Even though the airlines are in business to transport people from one place to another, they could not function without the help of many people on the ground, including those who take reservations and sell tickets, as well as those who help keep the airplanes operating on schedule.

Aircraft mechanics

Aircraft mechanics employed by the airlines perform either line maintenance work including routine maintenance, servicing, or emergency repairs at airline terminals, or major repairs and periodic inspections at an airline’s overhaul base.

Aircraft mechanics in general aviation perform maintenance and repair jobs similar to those performed by airline mechanics, but they may work on small piston-engine or larger turbine- powered aircraft, depending on the type of business the facility specializes in.

Reservation Sales Agent

Each year millions of Americans travel by air and their trips are made easier by professionally trained reservation sales agents.
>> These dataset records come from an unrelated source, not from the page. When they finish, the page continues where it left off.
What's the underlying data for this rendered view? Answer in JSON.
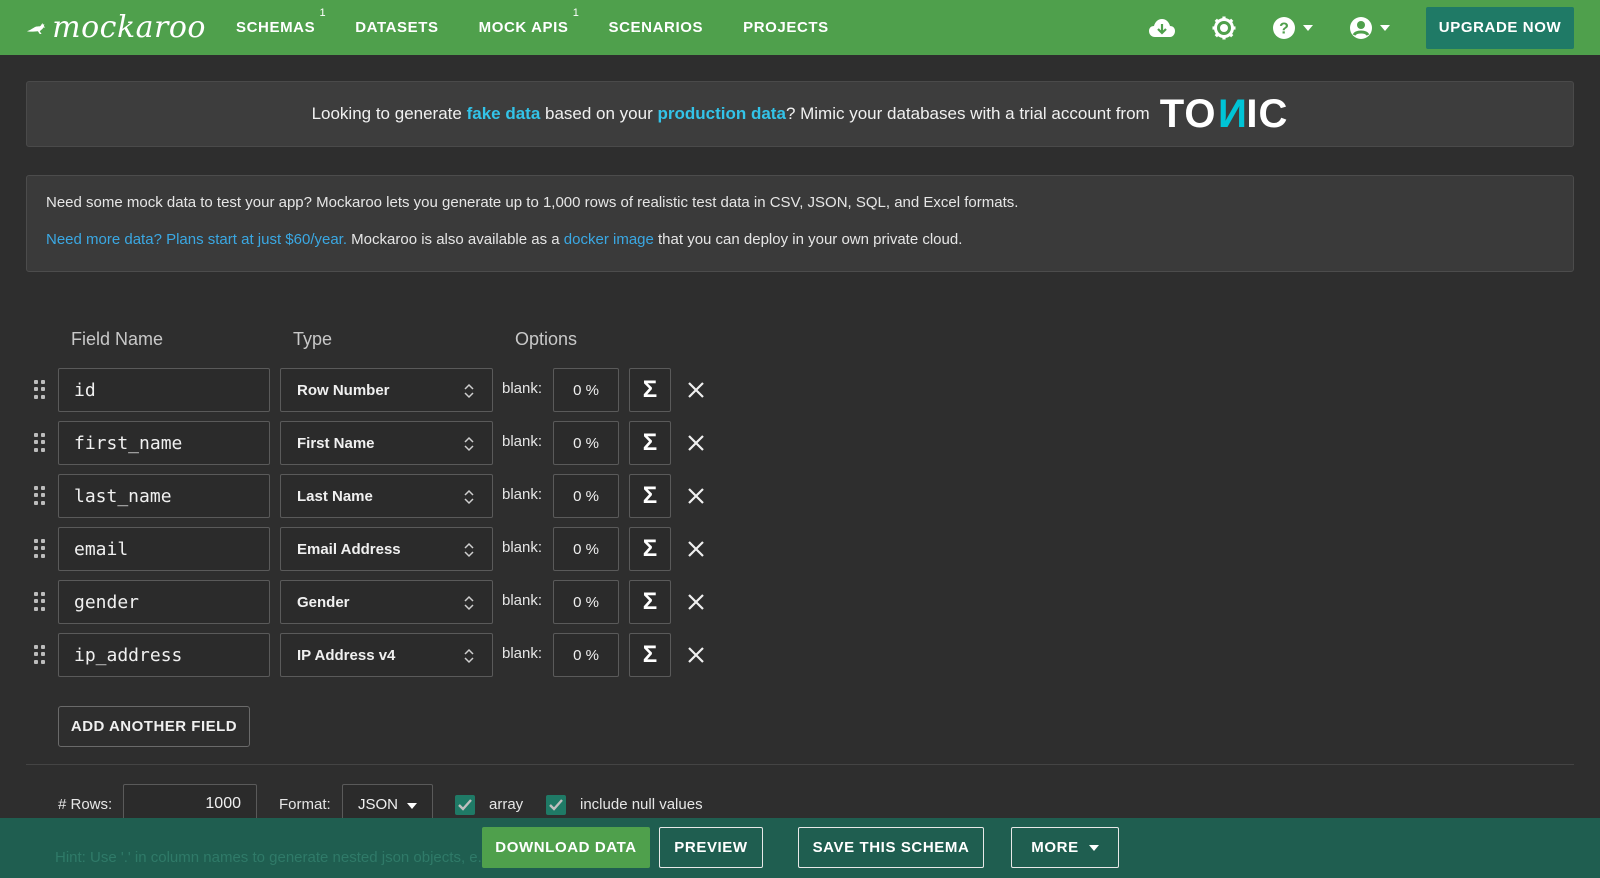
{
  "app": {
    "logo_text": "mockaroo"
  },
  "nav": {
    "items": [
      {
        "label": "SCHEMAS",
        "badge": "1"
      },
      {
        "label": "DATASETS",
        "badge": ""
      },
      {
        "label": "MOCK APIS",
        "badge": "1"
      },
      {
        "label": "SCENARIOS",
        "badge": ""
      },
      {
        "label": "PROJECTS",
        "badge": ""
      }
    ],
    "icons": [
      "cloud-download-icon",
      "settings-gear-icon",
      "help-icon",
      "account-icon"
    ],
    "upgrade_label": "UPGRADE NOW"
  },
  "tonic_banner": {
    "text_1": "Looking to generate ",
    "highlight_1": "fake data",
    "text_2": " based on your ",
    "highlight_2": "production data",
    "text_3": "? Mimic your databases with a trial account from",
    "logo_a": "TO",
    "logo_n": "N",
    "logo_b": "IC"
  },
  "info": {
    "line1": "Need some mock data to test your app? Mockaroo lets you generate up to 1,000 rows of realistic test data in CSV, JSON, SQL, and Excel formats.",
    "line2_link": "Need more data? Plans start at just $60/year.",
    "line2_text": " Mockaroo is also available as a ",
    "line2_link2": "docker image",
    "line2_text2": " that you can deploy in your own private cloud."
  },
  "table": {
    "headers": {
      "field_name": "Field Name",
      "type": "Type",
      "options": "Options"
    },
    "blank_label": "blank:",
    "sigma": "Σ",
    "fields": [
      {
        "name": "id",
        "type": "Row Number",
        "blank": "0 %"
      },
      {
        "name": "first_name",
        "type": "First Name",
        "blank": "0 %"
      },
      {
        "name": "last_name",
        "type": "Last Name",
        "blank": "0 %"
      },
      {
        "name": "email",
        "type": "Email Address",
        "blank": "0 %"
      },
      {
        "name": "gender",
        "type": "Gender",
        "blank": "0 %"
      },
      {
        "name": "ip_address",
        "type": "IP Address v4",
        "blank": "0 %"
      }
    ],
    "add_field_label": "ADD ANOTHER FIELD"
  },
  "options": {
    "rows_label": "# Rows:",
    "rows_value": "1000",
    "format_label": "Format:",
    "format_value": "JSON",
    "array_label": "array",
    "array_checked": true,
    "null_label": "include null values",
    "null_checked": true
  },
  "bottom": {
    "hint": "Hint: Use '.' in column names to generate nested json objects, e.g. 'location.latitude'.",
    "download_label": "DOWNLOAD DATA",
    "preview_label": "PREVIEW",
    "save_label": "SAVE THIS SCHEMA",
    "more_label": "MORE"
  },
  "colors": {
    "nav_green": "#4fa04c",
    "teal": "#1f7a66",
    "bottom_bar": "#1f5e50",
    "link_blue": "#3aa8e3",
    "tonic_cyan": "#00c4d6"
  }
}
They handle telephone inquiries about flight schedules, fares, and connecting flights; reserve seats and cargo space for customers; operate computerised reservations equipment; and keep records of reservations.

Ticket Agent

The ticket agent is most often the first employee the passenger meets after entering the airport. Ticket agents provide frontline customer service and are responsible for assisting passengers with their travel needs.

Ground Attendant

High public visibility characterizes this job. The ground attendant assists passengers in the terminal in many different ways. For example, the ground attendant answers questions about fares, helps locate lost baggage, explains missed connections, and provides assistance to persons who are ill or in need of a wheelchair.

Airport Cleaners

You will need to have good customer service skills: Be reliable, Keen and hard working

Main Duties: Mopping, Sweeping, cleaning the toilets, wiping down surfaces and other duties as required.

Pay Range: £7-10 per hour depending on contractor

Flight Dispatcher

This is someone who works on the ramp and is a planner, they keeps track of arriving aircraft and dispatches service units, cleaners, fuellers, baggage handlers, and food service trucks. He or she must know flight schedules. They move the jet bridge, communicate with the pilots and is in charge of all the goings on around the aircraft on the turn around.

Passenger Service Agent

The passenger service agent (PSA), While specific job responsibilities can differ, PSA’s typically handle baggage claims, load cargo, check rider reservations, answer customer inquiries on the phone and in person, sell and collect tickets, assist with passengers with special needs, and perform a number of other customer service related duties.

Food Service Personnel

The food service employees follow set recipes to prepare and cook food. They arrange silverware and dishes on serving trays and food items in serving dishes. They place food in either hot or refrigerated containers for pickup and delivery to the aircraft. They receive and clean soiled dishes.

Air Cargo Handler

Responsible for the safe and timely movement of all cargo. Proper cargo loading is essential for safe flight operations. The air carrier must have procedures in place to ensure that employees and vendors are properly trained in the process. The loading personnel, flightcrew, and flight engineer must all take responsibility to ensure that the process is completed correctly.